The important thing is that we now have a firm grasp about what causes T2DM. It isn't sugar, seed oils, animal fat, or any other harebrained dietary boogeyman. It's just energy poisoning, with a simple, easy-to-understand etiology; if you gain more fat than your body can tolerate, you develop the phenotype of T2DM. If at that point you do indeed lose enough body fat to fall back below the maximum your body can withstand, T2DM remission follows. The last piece of the puzzle is figuring out what factors cause over-consumption, and how to durably address excessive body fat.


Discussion

In conclusion, while a myriad of hypotheses continue to circulate within nutritional and diabetic research spheres regarding the genesis and treatment of T2DM, it becomes increasingly clear that simplicity often guides the best practice. The TCH, underscored by the PFT, offers a cogent framework suggesting that T2DM is not merely a product of specific dietary components like sugars, SFA, or PUFA, but rather a complex interplay of caloric excess leading to dysfunctional energy storage and insulin response. As emerging studies, such as those by Dr.

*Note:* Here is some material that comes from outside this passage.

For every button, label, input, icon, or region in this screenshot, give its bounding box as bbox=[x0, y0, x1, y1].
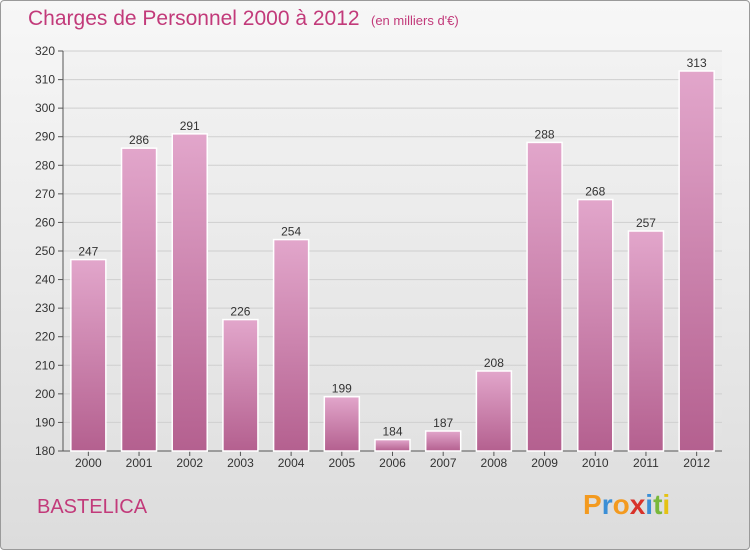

Taylor and his colleagues, indicate, interventions aiming at substantial and sustained weight loss may hold the key to reversing T2DM, provided these interventions are maintained with consistent medical oversight and support.

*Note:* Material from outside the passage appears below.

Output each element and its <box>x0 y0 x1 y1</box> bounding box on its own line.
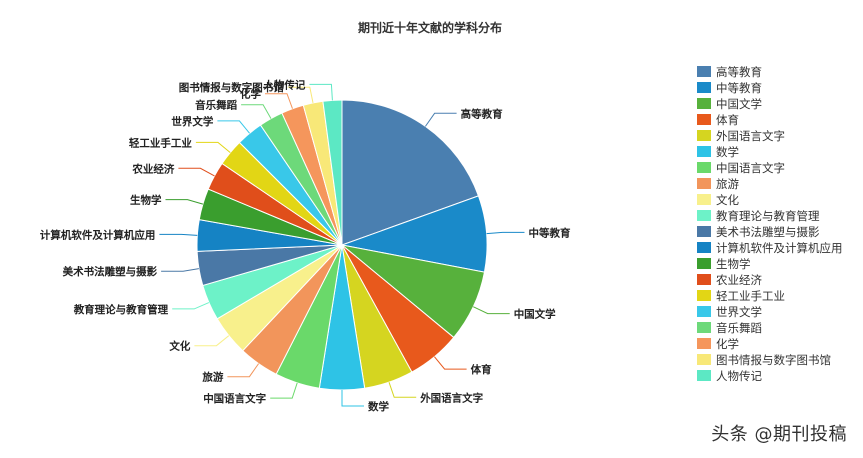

While the exploration of dietary influence on T2DM remains important, we also have to acknowledge the apparently lack of elasticity of our food culture and the stark tendency toward recidivism with dietary intervenions. Emerging pharmacological interventions, particularly GLP-1 receptor agonists, are presenting promising frontiers in the management and potential reversal of this condition. As we advance, the integration of such pharmaceutical approaches alongside dietary management could revolutionize the treatment landscape of T2DM. Emphasizing the synergy between medication and lifestyle changes will likely be pivotal in crafting effective, personalized treatment plans that address both the biochemical and lifestyle facets of diabetes care.